The ruins of Homesh have recently become a hot touring destination, with groups coming from Haifa and the Galilee, among other places. In March 2007 Limor Harmelekh-Son held her son's brit milah (circumcision ceremony) on the ruins of the home where she lived with her first husband, Shuli, who was killed in a terrorist attack. Since then three couples have held sheva brachot meals at Homesh in honor of their marriages. And recently a memorial service was held there for Ido Zoldan, a leading activist Homesh First who was killed by terrorists slightly over a year ago. In addition, area families sometimes spend Shabbat in Homesh, arriving on Friday with children, cooking pots, prayer books and Torah scrolls in tow and leaving Saturday evening, at the end of Shabbat.

The Israel Defense Forces and the police have evacuated people from Homesh dozens of times, but the people of Homesh First always return. Sometimes they flee into nearby hills and caves to wait out the security forces, other times they obediently leave and return later.

On several occasions the courts have released activists who were removed from Homesh and detained.

Some of the judges have ruled that the criminal and penal sections of the Disengagement Law do not unequivocally provide for prohibiting entry to the ruins of Homesh. Judge David Gadol of Kfar Sava Juvenile Court explained that because the evacuation in the framework of the disengagement plan has been completed, the penal elements of the law, which were intended to prevent disruption of the evacuation, are no longer in effect and cannot serve as the legal basis for charging suspects.

Gadol noted that Homesh and the other northern West Bank settlements, unlike the evacuated settlements in the Gaza Strip, were not handed over to the Palestinian Authority. He called for the authorities to clearly define Homesh - whether as part of Area C [areas under Israeli control, as the previous IDF chief of staff Dan Halutz defined it for the Knesset's Foreign Affairs and Defense Committee - N.S.) or another definition - and the laws that apply to it.

Intact infrastructure

The fact that much of the infrastructure in Homesh was not destroyed together with the community's homes is one of the factors encouraging the repeated return of the Homesh First activists. The roads, including the ring road, have remained almost completely intact, as have the sidewalks, the stairs leading to the homes and yards and the stone walls with their niches for electric and communications boxes. Even the landscaping has remained, with cypress and pine trees, rock gardens with rosemary and even some oleander bushes.

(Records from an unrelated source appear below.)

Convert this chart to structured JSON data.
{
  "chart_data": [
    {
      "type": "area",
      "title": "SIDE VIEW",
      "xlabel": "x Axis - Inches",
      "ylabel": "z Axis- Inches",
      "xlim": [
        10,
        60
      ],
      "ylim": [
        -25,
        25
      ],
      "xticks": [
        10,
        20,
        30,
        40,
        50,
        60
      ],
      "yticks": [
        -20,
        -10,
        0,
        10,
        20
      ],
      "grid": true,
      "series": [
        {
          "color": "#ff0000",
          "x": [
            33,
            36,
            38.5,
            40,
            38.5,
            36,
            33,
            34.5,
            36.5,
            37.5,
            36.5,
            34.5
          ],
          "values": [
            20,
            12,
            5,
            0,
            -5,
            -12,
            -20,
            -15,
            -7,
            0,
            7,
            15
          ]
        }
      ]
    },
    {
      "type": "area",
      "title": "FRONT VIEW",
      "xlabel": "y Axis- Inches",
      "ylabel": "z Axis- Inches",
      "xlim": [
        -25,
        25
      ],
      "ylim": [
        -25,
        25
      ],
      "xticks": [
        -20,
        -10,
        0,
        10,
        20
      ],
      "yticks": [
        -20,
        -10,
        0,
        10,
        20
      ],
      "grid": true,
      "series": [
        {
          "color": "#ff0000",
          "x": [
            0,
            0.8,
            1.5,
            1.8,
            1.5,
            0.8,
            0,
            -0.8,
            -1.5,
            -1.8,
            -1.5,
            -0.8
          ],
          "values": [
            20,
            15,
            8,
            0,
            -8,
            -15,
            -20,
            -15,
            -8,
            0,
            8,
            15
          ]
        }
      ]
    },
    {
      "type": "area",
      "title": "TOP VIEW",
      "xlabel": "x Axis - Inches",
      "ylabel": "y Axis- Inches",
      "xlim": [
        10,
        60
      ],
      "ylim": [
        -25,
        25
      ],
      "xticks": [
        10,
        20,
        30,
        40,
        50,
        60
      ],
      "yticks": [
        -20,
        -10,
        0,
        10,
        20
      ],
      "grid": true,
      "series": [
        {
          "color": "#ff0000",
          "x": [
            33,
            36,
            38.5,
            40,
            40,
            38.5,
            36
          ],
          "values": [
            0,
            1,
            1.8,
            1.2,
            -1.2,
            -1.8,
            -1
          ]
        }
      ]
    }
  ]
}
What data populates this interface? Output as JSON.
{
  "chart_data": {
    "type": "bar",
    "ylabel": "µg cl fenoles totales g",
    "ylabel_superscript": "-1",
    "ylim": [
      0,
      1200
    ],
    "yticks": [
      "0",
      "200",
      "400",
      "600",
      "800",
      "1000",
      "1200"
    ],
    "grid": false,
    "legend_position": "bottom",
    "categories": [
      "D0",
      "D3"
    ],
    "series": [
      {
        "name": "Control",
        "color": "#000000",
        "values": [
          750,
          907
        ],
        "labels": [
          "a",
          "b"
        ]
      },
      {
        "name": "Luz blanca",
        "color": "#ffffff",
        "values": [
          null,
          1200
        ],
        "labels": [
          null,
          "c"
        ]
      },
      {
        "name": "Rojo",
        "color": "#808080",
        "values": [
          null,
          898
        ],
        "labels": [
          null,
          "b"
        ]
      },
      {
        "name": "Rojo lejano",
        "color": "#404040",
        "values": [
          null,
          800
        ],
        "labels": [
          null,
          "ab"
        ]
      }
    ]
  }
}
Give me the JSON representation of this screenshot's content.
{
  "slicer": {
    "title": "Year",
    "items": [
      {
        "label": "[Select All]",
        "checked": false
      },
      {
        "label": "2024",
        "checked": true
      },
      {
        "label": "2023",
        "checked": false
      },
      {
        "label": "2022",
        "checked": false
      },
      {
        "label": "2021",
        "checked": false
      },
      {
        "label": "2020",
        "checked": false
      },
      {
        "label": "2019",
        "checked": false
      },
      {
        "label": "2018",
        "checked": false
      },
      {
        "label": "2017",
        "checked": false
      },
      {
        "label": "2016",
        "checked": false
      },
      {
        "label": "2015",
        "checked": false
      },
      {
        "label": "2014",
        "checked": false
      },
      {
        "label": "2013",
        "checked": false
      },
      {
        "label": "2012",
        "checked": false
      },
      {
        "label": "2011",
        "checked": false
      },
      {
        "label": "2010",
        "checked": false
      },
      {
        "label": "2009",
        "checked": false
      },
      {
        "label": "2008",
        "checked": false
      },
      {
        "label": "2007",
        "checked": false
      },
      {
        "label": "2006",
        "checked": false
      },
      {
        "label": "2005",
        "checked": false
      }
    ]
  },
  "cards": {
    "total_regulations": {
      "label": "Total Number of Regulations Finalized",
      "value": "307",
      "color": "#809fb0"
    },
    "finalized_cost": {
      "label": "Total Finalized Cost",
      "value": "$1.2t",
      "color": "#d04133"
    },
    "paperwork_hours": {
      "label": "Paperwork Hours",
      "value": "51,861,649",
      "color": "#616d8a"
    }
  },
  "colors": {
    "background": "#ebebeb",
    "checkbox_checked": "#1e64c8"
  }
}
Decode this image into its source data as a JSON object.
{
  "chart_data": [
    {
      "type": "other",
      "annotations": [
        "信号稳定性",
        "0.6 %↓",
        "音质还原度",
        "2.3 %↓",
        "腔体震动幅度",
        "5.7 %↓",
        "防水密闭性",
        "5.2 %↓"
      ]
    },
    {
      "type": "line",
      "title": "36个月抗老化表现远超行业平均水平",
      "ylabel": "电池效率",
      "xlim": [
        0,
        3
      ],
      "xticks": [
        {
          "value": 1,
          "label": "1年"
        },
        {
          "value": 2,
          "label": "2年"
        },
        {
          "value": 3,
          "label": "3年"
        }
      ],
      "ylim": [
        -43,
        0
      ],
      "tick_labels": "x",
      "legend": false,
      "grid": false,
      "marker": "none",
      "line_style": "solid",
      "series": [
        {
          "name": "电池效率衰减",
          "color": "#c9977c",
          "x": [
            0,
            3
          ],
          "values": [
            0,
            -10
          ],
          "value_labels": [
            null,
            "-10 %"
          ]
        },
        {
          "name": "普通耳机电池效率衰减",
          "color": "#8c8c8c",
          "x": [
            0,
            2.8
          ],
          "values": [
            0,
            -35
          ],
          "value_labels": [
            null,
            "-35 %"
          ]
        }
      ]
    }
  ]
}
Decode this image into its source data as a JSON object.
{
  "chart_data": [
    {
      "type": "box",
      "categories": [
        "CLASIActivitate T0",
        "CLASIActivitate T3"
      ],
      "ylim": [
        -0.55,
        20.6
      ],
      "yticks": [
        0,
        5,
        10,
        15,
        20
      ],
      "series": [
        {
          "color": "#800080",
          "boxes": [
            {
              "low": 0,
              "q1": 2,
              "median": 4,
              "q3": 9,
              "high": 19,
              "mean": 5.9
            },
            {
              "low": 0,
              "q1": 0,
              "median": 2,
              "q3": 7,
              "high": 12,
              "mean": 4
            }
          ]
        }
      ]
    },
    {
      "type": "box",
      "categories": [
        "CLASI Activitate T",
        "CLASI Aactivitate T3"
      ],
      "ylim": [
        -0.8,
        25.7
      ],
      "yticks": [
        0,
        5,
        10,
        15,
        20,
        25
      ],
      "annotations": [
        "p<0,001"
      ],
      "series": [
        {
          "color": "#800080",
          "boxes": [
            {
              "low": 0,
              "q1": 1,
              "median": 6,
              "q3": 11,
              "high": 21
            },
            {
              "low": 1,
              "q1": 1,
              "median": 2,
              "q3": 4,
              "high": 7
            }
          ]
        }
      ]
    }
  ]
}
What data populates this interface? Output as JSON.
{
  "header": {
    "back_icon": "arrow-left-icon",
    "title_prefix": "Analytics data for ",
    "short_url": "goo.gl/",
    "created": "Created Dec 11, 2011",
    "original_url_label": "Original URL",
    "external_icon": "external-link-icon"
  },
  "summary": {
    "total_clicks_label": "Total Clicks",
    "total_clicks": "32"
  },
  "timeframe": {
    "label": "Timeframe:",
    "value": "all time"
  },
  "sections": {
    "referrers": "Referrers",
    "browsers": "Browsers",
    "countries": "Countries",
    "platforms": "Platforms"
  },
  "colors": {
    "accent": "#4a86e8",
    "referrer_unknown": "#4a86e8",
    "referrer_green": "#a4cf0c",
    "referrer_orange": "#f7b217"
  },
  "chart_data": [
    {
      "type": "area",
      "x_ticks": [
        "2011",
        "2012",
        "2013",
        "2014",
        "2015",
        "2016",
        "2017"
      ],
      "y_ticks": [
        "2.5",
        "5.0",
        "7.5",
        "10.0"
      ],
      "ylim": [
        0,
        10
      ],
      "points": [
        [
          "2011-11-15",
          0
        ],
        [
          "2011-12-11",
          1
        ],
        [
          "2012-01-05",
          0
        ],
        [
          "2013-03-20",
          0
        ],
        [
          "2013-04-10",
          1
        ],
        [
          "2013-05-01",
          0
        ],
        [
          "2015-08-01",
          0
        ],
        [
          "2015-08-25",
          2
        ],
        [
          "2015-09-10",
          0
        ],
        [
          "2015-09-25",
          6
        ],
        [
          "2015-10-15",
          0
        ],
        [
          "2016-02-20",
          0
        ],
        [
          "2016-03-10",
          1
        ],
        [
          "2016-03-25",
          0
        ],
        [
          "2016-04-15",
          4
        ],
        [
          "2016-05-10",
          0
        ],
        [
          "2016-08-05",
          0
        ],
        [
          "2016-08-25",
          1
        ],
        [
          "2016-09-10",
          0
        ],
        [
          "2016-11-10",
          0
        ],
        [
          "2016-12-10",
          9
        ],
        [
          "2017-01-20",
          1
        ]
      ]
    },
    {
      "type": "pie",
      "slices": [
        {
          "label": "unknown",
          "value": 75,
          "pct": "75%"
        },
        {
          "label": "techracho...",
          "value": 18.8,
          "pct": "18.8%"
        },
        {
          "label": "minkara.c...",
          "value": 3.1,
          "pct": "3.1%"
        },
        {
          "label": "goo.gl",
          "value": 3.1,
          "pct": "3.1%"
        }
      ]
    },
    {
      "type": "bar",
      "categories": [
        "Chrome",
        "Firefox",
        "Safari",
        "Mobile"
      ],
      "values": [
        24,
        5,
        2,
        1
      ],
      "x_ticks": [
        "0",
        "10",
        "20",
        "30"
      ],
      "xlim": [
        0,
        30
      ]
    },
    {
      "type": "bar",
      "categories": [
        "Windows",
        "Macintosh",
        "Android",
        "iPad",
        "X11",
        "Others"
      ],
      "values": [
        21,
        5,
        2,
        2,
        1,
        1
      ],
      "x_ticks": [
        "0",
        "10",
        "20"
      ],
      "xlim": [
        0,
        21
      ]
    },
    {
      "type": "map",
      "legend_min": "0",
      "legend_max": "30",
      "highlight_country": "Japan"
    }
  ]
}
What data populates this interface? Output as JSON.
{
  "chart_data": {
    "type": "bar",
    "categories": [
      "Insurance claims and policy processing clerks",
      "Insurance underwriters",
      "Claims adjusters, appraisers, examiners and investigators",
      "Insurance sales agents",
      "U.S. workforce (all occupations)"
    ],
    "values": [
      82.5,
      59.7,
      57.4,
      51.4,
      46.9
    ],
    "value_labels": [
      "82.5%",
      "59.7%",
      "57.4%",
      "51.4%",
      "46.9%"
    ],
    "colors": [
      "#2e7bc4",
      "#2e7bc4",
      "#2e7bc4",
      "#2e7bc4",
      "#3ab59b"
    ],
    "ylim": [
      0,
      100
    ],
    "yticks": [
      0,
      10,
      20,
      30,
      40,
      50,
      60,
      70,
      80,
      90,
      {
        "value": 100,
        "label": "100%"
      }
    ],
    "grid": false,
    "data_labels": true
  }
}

Menora Hazani, daughter of Gush Emunim founder Benny Katzover, has been traveling around Israel for months, showing her film "Hitna'ari" ("The Skies Are Closer in Homesh") to various audiences. The film follows the disengagement plan through the story of Homesh and the personal story of Hazani and her family. In one, summarizing sentence Hazani sadly states, "the old Zionism died in Homesh, was packed up by chuckling Arab boys and loaded onto a container and sent off. No one knows where to."

Hazani talks a lot about the crisis between the Israelis and the Jews, "a crisis whose roots are religious," and finds a solution for "the expulsion decree" in the words of Rabbi Yitzchak Ginsburg, the head of the Od Yosef Chai yeshiva: "The Jewish people returning to its land resembles a nut," the rabbi writes, "but when the fruit is ripe, the shell becomes an obstacle... this shell starts at a certain point to endanger the frit, to conceal and choke it. The crisis is a necessity... the time has come to crack the shell."

Homesh First began as a small organization that stood in opposition to the establishment within the settlements. Its members repeatedly call for "correcting the error of the disengagement and the expulsion, which many today acknowledge. Homes is just the beginning."

Members are beginning to form core groups whose goal is the return of Jewish settlers to Gush Katif, in the Gaza Strip, as well. At first they were just a handful of people whose demand to return to Homesh seemed outlandish even in settler circles. Gradually, however, they have been joined by the who's who of mainstream religious Zionism, from the Yesha Council of Settlements in Judea, Samaria and Gaza, to the Bnei Akiva yeshivas and their leader Rabbi Haim Druckman to the regional councils.

Support has even come from quarters such as the Nahalal Forum, the successor of the Ein Vered Group of the Zionist agricultural settlement movement and Meir Har-Zion, the legendary warrior who was Ariel Sharon's partner in Unit 101. Nobel Prize laureate Prof. Robert Aumann took part in one of the marches to Homesh and a group from Sderot led by Alon Davidi, head of the Committee for a Secure Sderot, also visited the remains of the community.

Homesh First also coordinates the efforts of Garin Homesh, a group of 40 families that want to return to Homesh. Some are living in the settlement of Shavei Shomron, about a two-hour walk from Homesh. In the meantime, there is no one to approve their "return home," not even in tents, as they proposed. They and the people of Homesh First are therefore making do with various stunts aimed at demonstrating the seriousness of their intentions. One such event involved buying shovels, pickaxes, rakes and brooms and mobilizing dozens of teens to "make the place habitable." In another, they and Samaria Regional Council workers replaced the original Homesh street signs (which were named after Homesh residents killed in area shooting attacks in the area).

Together with engineer Mosi Finkel and a team of architects and engineers, Homesh First and Garin Homesh prepared a detailed plan for a city of 20,000 residential units in Homesh. It details the educational institutions, industrial areas and services that will be integrated into the "new city." Dagan says it will be submitted to the next prime minister.

Another venture is the sale of first rights to building plots in Homesh, for the symbolic price of NIS 1,000 each. Eighty families have signed up so far.

"We," concludes Dagan, "are believers who are the children of believers, and do not for a moment sit with arms folded."